Мы как операторы умели читать инструкцию, нажимать кнопки. Ну, хорошо, мне повезло, я полетел несколько раз и уже не боялся невесомости и мог наблюдать за океаном, исследовать его, а не просто смотреть в иллюминатор. В итоге родилась научная программа, я имею авторское свидетельство. Если бы еще пошел в космос на год, то со своим прибором, который мы сделали в белорусском институте, — со “СКИФом” (это от фамилий Савченко, Коваленок плюс Институт физики) можно было привезти хорошую работу по лесу, по сельхозугодьям. Но у космонавтов полеты эпизодами. Отлетал — и опять в конец очереди, жди, пока перед тобой все не пройдут. А новый космонавт как оператор, конечно, специалист подготовленный, но не опытный как исследователь.

— А правда, что опыт с горящей спичкой в невесомости вы сделали по заданию школьницы Тани?

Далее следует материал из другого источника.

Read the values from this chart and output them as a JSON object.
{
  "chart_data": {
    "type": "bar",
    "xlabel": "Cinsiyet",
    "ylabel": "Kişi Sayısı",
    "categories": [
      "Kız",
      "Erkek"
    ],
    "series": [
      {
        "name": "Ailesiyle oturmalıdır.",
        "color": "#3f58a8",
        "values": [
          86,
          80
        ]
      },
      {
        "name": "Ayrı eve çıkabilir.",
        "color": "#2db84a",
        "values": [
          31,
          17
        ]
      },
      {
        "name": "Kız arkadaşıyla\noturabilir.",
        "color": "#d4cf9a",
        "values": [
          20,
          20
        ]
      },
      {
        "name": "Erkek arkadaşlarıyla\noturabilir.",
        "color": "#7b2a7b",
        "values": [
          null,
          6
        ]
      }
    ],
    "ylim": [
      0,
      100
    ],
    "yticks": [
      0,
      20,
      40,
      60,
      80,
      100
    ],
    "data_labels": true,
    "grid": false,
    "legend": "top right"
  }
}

— Это было в школе, в Крыму. На встрече с учащимися в обсерватории сидели Кубасов, Волынов, Макаров, я... Девочка все тянула руку, а ей не давали вопрос задать. Наконец спрашивает: “Дядечка космонавт, а как горит спичка в невесомости?” Пауза... Волынов пытался что-то изобразить... А Кубасов прямо сказал: “Знаешь, Таня, никто пока этого не знает”. В то время для сварки в космосе делали специальную камеру, потому что боялись открытого огня в невесомости. И когда полетели Олег Макаров и Леонид Кизим, то они тайно взяли с собой спички. Думали, что зажгут. Однако не до того им было в том полете. Но коробок оставили на станции в бардачке и сказали мне: “Сверху приклеены!” Хорошо. Мы, когда с Иванченковым прилетели, решили однозначно: “Рискнем!”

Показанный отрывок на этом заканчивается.